Giovedì 27 aprile alle ore 11 il live-talk di presentazione della rivista Formiche con Luciano Floridi, Gianmario Verona e Andrea Stazi. Modera l’incontro Flavia Giacobbe

L’Open science è un orientamento della ricerca che tenta di estendere il principio dell’accesso libero e senza barriere al sapere scientifico, alle metodologie, agli strumenti e ai dati della ricerca.

Oggi è importante parlarne perché negli Usa, il White House office of science and techology policy, la Nasa e altre agenzie federali hanno scelto il 2023 come anno della scienza aperta, per creare nuove opportunità di coinvolgimento della società civile, per accelerare le scoperte scientifiche e per costruire una virtuosa “società della conoscenza”.

Si tratta di un orientamento anche europeo: in effetti, dal 2015, la Commissione europea promuove la scienza aperta con il programma Horizon Europe che ha l’obiettivo di raggiungere il giusto equilibrio tra apertura e salvaguardia della proprietà intellettuale nell’ottica di impostare una “nuova normalità” della ricerca.

Qual è la strada da intraprendere? Cosa manca al sistema della ricerca per facilitare il percorso di realizzazione dell’Open science?
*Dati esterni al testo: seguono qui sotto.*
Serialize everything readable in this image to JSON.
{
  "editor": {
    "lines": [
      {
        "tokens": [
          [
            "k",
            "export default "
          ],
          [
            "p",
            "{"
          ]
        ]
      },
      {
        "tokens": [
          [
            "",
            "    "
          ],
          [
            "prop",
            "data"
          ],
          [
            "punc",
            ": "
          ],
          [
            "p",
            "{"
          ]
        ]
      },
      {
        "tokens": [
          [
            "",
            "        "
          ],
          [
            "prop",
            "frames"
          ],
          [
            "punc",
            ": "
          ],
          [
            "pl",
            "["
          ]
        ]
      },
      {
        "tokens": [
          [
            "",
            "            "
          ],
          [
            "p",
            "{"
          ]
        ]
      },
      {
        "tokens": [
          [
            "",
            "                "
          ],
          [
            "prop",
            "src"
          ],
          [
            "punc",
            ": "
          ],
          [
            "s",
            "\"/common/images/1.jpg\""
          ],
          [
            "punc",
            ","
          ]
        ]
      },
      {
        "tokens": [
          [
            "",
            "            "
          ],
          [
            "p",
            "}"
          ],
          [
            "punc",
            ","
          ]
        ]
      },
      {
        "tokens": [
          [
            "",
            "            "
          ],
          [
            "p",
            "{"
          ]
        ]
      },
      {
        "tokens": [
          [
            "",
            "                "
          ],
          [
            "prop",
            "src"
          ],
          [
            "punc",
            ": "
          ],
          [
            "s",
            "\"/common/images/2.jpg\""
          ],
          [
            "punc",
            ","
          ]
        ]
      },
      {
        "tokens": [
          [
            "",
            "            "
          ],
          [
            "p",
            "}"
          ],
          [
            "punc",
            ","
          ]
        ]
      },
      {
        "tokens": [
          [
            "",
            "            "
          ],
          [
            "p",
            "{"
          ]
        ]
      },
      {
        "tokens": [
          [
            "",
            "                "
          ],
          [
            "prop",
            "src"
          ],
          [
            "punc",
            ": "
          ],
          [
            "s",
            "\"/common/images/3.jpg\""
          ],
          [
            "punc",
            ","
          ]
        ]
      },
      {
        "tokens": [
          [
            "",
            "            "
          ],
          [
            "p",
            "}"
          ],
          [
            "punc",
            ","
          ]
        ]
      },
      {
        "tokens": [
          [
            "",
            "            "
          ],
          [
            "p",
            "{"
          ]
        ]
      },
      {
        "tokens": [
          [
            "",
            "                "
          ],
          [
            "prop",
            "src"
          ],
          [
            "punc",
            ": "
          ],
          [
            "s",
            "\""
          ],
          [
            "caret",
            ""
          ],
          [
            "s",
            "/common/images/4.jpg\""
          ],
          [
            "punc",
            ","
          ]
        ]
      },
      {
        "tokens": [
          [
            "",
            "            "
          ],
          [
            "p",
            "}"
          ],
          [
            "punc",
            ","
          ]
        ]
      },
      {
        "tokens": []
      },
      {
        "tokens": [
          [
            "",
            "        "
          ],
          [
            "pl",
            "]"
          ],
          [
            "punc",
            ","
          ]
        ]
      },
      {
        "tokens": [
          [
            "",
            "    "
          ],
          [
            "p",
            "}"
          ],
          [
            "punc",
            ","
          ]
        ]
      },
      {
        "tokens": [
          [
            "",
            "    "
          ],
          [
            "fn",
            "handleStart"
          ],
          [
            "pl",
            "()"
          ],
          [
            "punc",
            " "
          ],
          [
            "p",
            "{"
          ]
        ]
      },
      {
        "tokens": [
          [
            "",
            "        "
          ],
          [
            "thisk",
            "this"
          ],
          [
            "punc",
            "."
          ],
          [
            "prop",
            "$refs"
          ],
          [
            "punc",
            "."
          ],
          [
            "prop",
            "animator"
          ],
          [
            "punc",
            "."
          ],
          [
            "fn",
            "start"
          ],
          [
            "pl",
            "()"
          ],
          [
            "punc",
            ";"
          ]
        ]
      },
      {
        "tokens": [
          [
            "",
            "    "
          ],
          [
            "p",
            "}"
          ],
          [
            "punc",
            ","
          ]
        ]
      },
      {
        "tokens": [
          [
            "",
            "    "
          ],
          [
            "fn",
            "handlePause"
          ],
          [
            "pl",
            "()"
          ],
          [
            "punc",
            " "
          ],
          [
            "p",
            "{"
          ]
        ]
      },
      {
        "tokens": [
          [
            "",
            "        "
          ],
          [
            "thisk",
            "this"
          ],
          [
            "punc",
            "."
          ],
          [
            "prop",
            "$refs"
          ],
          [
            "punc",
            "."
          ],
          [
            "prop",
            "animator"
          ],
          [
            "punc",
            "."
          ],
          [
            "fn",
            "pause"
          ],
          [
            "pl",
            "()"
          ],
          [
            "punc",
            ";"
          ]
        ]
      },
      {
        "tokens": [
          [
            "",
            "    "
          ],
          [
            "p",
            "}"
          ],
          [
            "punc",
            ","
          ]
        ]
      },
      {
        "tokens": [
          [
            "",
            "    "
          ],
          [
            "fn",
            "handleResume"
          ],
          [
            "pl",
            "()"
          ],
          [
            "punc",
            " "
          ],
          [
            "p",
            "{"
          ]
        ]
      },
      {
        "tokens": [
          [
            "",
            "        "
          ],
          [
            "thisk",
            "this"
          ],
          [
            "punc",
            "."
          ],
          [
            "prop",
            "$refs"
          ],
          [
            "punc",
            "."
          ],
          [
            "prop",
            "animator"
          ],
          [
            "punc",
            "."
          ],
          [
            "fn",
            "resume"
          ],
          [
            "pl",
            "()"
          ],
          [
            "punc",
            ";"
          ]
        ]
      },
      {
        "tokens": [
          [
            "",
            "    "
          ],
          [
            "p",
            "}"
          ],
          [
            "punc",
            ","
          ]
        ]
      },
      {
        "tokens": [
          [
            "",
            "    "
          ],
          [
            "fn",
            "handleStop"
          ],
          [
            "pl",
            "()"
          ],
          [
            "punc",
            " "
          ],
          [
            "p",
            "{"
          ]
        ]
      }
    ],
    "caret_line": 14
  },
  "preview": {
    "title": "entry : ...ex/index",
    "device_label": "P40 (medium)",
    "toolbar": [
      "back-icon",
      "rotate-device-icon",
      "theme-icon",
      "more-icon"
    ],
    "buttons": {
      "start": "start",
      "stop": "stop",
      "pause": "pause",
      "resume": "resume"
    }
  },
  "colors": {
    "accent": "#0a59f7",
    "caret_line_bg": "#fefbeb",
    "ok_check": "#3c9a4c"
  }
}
Si tratta di un’evoluzione delicata che però, oggi più che mai, va favorita.

Sono questi i temi principali di cui parleremo nel corso del live-talk di presentazione della rivista Formiche giovedì 27 aprile alle ore 11 con Luciano Floridi professore di Filosofia ed Etica dell’informazione presso l’Università di Oxford, Gianmario Verona presidente della Fondazione Human Technopole e Andrea Stazi professore di Diritto comparato e nuove tecnologie presso l’Università Europea di Roma. Modera l’incontro Flavia Giacobbe, direttore della rivista Formiche.